I love it Chepo, i never throught of using Eucalyptus tree folks before theres 1,000's of them growing around my other house in the Philippines. I have told my father to get the gardener to cut me a few tree folks from his garden in the Seychelles. Have you any advise on working with Eucalyptus wood ?


----------



## harpersgrace (Jan 28, 2010)

another great looking fork, beautiful wood.


----------



## Mtnfolk Mike (Aug 23, 2010)

man Chepo... you make some great looking slingshots...







i really like that one...


----------



## Frodo (Dec 19, 2009)

Sweeeeeet!


----------



## NoSugarRob (Jun 3, 2010)




----------



## Chepo69 (May 1, 2010)

Darb said:


> mate thats a beuty! please add your pictures of it to the world largest and most comprehensive slingshot picture library:
> 
> http://www.flickr.co...lingshot_group/


Thanks Fish, your invitation is very friendly, could make a selection of some and upload them.


----------



## Chepo69 (May 1, 2010)

919h said:


>


Gracias Frodo y Rob


----------



## Xidoo (Aug 14, 2010)

Chale Chepo, That is a nice fork and contains all the ingredients, to reconize your style. Nice wood work, and keep up the good work.
Chale Chepo, esta orqueta contiene todos los ingredientes que te hacen inconfundible. Buen trabajo y sigue asi.


----------



## baumstamm (Jan 16, 2010)

chepo, would u please stop copying my forks!! made this a few weeks bevore!

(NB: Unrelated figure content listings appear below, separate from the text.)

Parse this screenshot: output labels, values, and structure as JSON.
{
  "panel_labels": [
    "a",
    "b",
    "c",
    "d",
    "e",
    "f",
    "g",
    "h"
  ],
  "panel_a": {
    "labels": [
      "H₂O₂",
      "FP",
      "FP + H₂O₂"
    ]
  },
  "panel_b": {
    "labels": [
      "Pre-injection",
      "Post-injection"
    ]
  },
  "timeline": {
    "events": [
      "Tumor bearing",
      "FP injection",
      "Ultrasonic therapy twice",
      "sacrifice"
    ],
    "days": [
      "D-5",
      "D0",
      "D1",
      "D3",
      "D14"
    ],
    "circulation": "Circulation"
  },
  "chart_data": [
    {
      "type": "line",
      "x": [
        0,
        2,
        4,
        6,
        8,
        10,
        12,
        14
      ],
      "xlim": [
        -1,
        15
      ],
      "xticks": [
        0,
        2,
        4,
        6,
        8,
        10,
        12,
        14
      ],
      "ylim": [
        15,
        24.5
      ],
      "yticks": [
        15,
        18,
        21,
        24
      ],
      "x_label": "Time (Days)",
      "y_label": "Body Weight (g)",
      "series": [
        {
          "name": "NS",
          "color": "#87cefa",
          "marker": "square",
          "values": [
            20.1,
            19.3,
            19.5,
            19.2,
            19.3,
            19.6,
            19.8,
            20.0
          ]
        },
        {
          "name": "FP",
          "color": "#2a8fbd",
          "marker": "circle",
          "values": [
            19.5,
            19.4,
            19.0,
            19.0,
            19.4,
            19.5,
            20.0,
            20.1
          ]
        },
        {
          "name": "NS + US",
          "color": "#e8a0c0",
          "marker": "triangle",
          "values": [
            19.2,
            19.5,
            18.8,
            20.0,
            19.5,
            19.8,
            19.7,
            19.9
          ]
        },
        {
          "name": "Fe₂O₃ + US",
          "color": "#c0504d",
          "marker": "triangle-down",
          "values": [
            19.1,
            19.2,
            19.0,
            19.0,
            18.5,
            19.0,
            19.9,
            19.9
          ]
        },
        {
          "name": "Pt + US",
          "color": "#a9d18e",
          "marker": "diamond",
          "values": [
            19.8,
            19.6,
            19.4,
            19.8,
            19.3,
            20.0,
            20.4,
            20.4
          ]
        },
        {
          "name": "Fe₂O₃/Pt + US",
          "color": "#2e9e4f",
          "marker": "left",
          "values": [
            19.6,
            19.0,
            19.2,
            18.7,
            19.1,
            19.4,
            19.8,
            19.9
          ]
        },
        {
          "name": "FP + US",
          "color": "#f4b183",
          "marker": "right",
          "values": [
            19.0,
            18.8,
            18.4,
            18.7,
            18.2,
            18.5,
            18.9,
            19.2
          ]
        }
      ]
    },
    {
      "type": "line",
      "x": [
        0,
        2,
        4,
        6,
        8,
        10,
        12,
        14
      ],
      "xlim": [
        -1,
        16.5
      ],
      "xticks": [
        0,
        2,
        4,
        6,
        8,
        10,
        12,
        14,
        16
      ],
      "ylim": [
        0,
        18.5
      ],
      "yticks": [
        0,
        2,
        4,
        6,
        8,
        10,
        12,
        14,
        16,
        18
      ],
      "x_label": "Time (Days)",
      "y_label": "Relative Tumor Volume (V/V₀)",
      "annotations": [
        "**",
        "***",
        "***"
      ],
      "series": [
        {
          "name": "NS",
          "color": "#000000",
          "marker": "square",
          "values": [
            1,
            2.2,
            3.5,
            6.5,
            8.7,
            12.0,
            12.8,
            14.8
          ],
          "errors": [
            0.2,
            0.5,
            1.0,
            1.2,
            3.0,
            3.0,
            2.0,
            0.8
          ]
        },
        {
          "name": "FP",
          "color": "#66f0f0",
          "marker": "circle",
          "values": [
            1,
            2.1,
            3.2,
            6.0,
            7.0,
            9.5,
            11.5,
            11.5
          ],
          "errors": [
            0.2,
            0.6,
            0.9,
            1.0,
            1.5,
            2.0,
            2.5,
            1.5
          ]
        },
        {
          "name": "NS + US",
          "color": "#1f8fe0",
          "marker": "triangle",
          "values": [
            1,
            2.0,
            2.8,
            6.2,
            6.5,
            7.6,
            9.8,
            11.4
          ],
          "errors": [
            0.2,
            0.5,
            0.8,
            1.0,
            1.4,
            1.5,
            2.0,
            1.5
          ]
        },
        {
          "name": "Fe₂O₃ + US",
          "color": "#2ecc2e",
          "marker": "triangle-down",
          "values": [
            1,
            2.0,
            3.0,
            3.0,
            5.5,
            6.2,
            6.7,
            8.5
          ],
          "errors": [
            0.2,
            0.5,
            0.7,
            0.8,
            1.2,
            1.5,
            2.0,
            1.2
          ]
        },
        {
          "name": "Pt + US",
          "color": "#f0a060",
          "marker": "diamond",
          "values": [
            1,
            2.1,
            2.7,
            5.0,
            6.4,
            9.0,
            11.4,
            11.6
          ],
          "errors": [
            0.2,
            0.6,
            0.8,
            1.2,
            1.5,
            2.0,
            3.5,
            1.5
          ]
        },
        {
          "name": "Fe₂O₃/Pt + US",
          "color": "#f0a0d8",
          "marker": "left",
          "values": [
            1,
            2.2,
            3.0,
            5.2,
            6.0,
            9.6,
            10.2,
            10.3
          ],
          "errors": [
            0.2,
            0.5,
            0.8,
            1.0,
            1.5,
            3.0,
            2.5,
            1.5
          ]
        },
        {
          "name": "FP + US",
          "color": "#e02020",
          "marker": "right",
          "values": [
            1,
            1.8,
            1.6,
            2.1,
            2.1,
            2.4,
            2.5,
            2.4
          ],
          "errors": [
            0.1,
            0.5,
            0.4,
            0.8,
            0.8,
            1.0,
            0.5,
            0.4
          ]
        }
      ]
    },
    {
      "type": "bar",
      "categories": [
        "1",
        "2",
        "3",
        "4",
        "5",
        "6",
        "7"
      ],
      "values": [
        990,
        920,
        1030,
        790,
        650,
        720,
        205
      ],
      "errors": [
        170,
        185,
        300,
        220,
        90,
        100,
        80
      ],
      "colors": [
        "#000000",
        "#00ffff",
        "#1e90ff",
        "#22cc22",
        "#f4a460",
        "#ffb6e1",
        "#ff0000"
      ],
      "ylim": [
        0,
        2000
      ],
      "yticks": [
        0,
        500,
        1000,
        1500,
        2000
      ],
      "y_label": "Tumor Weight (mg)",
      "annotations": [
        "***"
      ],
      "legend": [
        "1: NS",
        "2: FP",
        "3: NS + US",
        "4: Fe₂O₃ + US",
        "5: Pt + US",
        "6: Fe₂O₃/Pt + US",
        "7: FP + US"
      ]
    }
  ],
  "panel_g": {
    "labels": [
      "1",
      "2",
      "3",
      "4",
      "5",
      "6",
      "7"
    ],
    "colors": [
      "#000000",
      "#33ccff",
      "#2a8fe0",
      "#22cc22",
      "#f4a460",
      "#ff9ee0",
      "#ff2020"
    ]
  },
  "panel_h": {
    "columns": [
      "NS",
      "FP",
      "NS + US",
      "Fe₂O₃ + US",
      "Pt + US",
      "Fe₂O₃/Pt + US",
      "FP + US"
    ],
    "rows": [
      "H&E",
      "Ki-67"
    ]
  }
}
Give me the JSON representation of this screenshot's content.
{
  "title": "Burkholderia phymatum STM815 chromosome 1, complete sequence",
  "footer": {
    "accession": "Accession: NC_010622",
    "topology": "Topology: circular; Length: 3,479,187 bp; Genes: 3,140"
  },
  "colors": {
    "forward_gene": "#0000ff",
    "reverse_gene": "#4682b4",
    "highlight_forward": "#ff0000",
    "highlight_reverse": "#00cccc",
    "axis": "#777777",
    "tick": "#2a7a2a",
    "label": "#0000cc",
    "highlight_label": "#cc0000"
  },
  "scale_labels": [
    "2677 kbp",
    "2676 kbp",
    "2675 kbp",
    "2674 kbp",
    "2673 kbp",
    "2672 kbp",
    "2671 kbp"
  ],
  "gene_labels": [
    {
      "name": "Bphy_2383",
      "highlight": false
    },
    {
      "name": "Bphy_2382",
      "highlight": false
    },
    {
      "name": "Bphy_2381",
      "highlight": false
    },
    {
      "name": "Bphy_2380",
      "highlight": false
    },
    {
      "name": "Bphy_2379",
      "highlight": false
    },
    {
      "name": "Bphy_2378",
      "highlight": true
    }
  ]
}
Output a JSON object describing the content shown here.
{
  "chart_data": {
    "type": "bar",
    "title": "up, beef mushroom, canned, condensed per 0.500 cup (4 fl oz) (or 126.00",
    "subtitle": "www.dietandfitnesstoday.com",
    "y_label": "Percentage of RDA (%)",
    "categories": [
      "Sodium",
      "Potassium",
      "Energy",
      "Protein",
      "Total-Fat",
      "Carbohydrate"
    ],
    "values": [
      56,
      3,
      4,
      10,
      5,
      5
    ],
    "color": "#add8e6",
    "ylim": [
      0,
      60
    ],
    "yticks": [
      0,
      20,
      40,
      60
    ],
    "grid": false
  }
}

only jocking mate only jocking, couldn´t resist;-)
great work mate!!


----------



## NaturalFork (Jan 21, 2010)

You guys are really making me want to make another natural. Good work!


----------



## NoSugarRob (Jun 3, 2010)

i like that to.


----------



## Chepo69 (May 1, 2010)

Xidoo said:


> i like that to.


Effusive greetings my friend


----------



## Chuff (Dec 25, 2009)

Very nice forks mate.


----------



## Chepo69 (May 1, 2010)

Thank you very much for your kind comments tua Chuff


----------